Philipsen ist überzeugt, dass die 20 Plätze der Vorbereitungsklasse schnell belegt sein werden. „Im Moment gibt es 1500 schulpflichtige Kinder und Jugendliche im Landkreis. Wenn wir bei ihnen von der gleichen Übergangsquote aufs Gymnasium ausgehen wie bei den deutschen Kindern, sind das 750 Schüler. Wir müssen wohl bald mehr Vorbereitungsklassen schaffen.“ Wie schnell diese benötigt werden, hänge auch davon ab, wie es mit dem Zustrom von Flüchtlingen weiter gehe. „Im Moment kommen weniger zu uns, aber weltweit nimmt das Flüchtlingsproblem zu. “

Der Rektor hält seine Schule für prädestiniert für das Projekt. „Wir sind schon immer eine internationale Schule gewesen. Bei uns besuchen Kinder und Jugendliche aus 40 Nationen den Unterricht.“ Er ist zuversichtlich, dass deshalb auch die Integration der jungen Flüchtlinge klappen wird. Und er ist überzeugt: „Auch für unsere einheimischen Schüler und uns Lehrer sind die Flüchtlinge eine Bereicherung.“

Schule zum Schnuppern

Sindelfingen - Bereits in den vergangenen Monaten durften einige jugendliche Flüchtlinge zum Schnupperunterricht ins Sindelfinger Pfarrwiesen-Gymnasium. „Wir hatten vor den Pfingstferien ein Geschwisterpaar aus Syrien zu Gast, die sich das hier angeschaut haben“, berichtet Regine Wagner, Religionslehrerin. Momentan besucht der 17 Jahre alte Haroon eine der zehnten Klassen. Der Afghane hat in seiner Heimat noch nie eine Schule besucht. Eine gymnasiale Laufbahn kommt für ihn zumindest im Moment nicht in Frage. Doch darum gehe es nicht, sagt seine Erzieherin Silvia Egenter, die ihn in der Holzgerlinger Wohngruppe des Waldhauses betreut.

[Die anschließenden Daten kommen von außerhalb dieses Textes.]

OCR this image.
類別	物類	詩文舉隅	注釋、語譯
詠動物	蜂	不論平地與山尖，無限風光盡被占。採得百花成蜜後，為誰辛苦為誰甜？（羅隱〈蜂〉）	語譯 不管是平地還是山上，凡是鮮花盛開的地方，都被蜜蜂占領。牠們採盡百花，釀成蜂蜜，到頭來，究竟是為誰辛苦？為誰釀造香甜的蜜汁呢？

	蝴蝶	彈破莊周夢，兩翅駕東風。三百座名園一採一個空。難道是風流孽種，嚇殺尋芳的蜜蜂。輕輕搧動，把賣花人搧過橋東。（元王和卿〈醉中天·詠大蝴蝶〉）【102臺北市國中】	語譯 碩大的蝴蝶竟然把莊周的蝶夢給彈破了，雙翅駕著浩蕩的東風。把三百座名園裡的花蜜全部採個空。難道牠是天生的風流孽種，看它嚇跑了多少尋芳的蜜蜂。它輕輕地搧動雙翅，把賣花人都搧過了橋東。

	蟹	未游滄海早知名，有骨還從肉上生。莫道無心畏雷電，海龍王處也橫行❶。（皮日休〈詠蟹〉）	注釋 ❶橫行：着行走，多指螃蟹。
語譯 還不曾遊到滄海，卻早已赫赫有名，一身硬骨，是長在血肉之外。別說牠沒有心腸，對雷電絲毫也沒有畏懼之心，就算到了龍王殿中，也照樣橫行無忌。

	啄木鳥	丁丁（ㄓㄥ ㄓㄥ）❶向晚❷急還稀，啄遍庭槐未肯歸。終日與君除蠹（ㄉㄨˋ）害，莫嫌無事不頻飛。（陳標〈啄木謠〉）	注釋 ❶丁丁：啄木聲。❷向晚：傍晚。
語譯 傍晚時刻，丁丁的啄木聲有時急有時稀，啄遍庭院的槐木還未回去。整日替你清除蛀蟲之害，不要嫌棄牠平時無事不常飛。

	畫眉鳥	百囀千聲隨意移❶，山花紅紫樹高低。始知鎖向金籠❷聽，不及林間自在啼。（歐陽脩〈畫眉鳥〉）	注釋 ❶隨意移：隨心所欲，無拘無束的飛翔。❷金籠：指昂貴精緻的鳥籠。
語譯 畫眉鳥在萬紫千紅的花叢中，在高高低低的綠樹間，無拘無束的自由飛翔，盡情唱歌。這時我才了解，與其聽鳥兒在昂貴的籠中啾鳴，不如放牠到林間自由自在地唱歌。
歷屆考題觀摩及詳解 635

„Haroon ist sehr ehrgeizig und wissbegierig. Er hat von Anfang an die Wände seines Zimmers mit deutschen Vokabeln plakatiert“, berichtet sie. Bisher besuchte Haroon die Waldhausschule in Sindelfingen, in der nur Flüchtlinge unterrichtet werden. Doch dort war der Junge unzufrieden. „Ich will zusammen mit deutschen Schülern lernen“, sagt Haroon.

Egenter fragte bei verschiedenen Schulen an. „Nur Herr Philipsen zeigte sich aufgeschlossen“, sagt die Erzieherin. Deshalb besucht der Junge nun das Gymnasium, auch wenn er dem Unterricht nicht folgen kann. „ Es geht vor allem um den Kontakt zu Gleichaltrigen. So lernt er auch schneller Deutsch“, sagt Wagner. Haroon fühlt sich sehr wohl. „Ich habe schon mit einigen Jungen Fußball gespielt.“

Von September an geht er in eine Vorbereitungsklasse der Gottlieb-Daimler-Schule. Sein großes Ziel ist, Polizist zu werden. Seine Erzieherin zweifelt nicht daran, dass der ehrgeizige Junge das schaffen kann.